As shown in the figure below:

The process begins with the Tissue QC model, which evaluates the input WSI to identify valid tissue regions, filter out artifacts, and exclude out-of-focus areas or markers. This step ensures that downstream analyses are performed only on high-quality tissue data. Following the quality control step, the Tissue Segmentation model partitions the valid tissue into distinct histological compartments. This model classifies regions into categories such as carcinoma, stroma, blood, epithelial tissue, and necrosis.
Finally, the Cell Classification model operates on the segmented tissue to identify and categorize individual cells within the tumor microenvironment.

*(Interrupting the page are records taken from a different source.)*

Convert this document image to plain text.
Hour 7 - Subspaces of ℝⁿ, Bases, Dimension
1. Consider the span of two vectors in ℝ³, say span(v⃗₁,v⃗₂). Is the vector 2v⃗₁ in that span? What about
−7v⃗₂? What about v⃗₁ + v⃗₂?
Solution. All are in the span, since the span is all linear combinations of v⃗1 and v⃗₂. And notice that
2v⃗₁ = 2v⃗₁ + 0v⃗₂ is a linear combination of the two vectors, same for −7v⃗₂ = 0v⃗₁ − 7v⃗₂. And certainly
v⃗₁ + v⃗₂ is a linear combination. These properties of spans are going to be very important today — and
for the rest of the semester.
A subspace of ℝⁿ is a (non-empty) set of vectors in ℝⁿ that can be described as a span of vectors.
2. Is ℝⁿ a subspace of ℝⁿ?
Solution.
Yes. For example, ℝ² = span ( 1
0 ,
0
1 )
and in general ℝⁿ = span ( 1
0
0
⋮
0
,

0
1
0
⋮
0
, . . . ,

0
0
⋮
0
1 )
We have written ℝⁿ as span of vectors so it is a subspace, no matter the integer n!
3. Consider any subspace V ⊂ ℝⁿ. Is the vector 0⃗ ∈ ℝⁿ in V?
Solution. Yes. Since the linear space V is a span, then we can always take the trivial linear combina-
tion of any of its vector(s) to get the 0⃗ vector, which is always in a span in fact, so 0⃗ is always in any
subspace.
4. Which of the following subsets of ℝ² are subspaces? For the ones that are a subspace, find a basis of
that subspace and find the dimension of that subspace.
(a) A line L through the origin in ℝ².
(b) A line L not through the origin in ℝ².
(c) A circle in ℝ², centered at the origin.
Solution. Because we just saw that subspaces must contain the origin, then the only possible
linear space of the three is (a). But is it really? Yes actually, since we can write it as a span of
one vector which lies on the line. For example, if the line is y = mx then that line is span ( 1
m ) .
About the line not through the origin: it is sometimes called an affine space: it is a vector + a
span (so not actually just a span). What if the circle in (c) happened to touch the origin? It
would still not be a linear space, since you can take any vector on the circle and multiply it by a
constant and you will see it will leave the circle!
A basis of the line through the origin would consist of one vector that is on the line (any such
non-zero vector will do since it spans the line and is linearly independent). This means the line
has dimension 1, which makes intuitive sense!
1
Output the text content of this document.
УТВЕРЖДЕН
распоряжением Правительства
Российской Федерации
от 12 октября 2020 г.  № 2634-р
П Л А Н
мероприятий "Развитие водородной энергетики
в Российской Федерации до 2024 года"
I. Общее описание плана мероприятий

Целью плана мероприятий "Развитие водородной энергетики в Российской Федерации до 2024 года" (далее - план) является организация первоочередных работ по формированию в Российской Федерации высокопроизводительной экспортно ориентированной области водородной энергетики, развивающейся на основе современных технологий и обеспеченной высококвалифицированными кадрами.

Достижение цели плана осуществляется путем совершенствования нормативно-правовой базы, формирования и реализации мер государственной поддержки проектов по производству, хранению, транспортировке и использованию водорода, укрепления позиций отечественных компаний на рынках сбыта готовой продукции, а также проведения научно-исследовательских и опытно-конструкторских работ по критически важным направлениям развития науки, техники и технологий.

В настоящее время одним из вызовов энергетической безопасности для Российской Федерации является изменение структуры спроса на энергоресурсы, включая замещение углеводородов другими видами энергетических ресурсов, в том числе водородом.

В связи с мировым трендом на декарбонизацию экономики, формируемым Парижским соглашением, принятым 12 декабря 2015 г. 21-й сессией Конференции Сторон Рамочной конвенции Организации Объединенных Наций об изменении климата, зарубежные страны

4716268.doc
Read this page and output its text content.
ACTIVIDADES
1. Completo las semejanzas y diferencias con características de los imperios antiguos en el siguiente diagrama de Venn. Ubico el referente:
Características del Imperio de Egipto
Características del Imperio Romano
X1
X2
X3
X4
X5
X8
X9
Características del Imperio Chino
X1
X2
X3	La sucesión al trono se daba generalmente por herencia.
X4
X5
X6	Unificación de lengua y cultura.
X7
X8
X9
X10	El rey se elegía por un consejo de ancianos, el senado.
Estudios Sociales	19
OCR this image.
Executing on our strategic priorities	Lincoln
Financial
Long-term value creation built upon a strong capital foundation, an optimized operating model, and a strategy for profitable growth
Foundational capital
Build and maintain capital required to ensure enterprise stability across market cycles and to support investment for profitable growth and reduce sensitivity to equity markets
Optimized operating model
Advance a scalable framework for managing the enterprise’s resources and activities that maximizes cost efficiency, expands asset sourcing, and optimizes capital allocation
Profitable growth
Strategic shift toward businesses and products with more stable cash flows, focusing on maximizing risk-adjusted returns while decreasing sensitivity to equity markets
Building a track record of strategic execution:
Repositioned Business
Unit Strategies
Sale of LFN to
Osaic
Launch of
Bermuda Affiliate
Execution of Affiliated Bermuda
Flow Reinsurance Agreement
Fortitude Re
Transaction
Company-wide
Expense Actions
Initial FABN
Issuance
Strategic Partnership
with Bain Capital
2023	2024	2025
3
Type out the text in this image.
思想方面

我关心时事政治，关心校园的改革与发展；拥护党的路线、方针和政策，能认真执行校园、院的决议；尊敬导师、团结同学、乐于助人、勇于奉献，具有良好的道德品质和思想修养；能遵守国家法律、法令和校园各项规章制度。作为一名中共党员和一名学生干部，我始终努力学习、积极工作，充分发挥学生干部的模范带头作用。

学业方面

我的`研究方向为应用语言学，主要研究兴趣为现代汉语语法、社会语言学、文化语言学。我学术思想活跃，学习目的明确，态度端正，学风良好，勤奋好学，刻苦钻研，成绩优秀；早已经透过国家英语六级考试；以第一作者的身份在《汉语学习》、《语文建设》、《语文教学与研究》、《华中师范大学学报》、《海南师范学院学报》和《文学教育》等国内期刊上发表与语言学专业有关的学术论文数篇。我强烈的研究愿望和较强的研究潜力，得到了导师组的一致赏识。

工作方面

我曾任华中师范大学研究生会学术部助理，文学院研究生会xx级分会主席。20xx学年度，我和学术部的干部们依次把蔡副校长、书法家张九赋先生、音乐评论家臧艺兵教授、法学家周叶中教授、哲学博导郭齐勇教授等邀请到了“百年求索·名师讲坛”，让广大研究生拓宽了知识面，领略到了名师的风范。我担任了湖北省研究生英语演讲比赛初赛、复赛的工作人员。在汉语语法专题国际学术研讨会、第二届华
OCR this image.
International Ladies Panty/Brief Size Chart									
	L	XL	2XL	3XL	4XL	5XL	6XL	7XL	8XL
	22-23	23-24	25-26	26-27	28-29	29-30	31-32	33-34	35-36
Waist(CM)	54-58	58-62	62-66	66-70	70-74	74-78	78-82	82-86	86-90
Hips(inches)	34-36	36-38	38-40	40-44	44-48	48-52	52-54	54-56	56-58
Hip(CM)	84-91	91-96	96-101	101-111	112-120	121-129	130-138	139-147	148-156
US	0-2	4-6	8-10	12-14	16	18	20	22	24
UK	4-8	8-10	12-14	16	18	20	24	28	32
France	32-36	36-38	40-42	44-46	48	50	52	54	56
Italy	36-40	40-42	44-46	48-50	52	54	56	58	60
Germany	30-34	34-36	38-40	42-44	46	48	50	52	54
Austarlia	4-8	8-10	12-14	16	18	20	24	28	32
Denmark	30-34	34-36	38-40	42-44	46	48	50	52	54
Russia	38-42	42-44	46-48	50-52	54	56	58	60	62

This model distinguishes between various cell types, including carcinoma cells, endothelial cells, epithelial cells, fibroblasts, granulocytes, lymphocytes, macrophages, and plasma cells. By chaining these three models, the application generates comprehensive slide-level tissue and cell readouts, as well as neighborhood readouts, enabling a granular analysis of the tissue architecture.
Experiment
The evaluation setup involved validating the Atlas H&E-TME application—a four-stage AI pipeline for single-cell tumor microenvironment profiling in H&E slides—against annotations from board-certified pathologists using diverse multi-source datasets and scanner types across five cancer indications. The validation confirmed that the system reliably performs tissue quality control, segments seven tissue classes, detects and classifies cells into nine types, and derives spatial readouts such as cell densities and neighborhood co-occurrence statistics. The overall findings demonstrate robust coverage of at least 90% of invasive morphological subtypes per supported cancer, underscoring the model's generalizability and practical utility for comprehensive spatial profiling in clinical research.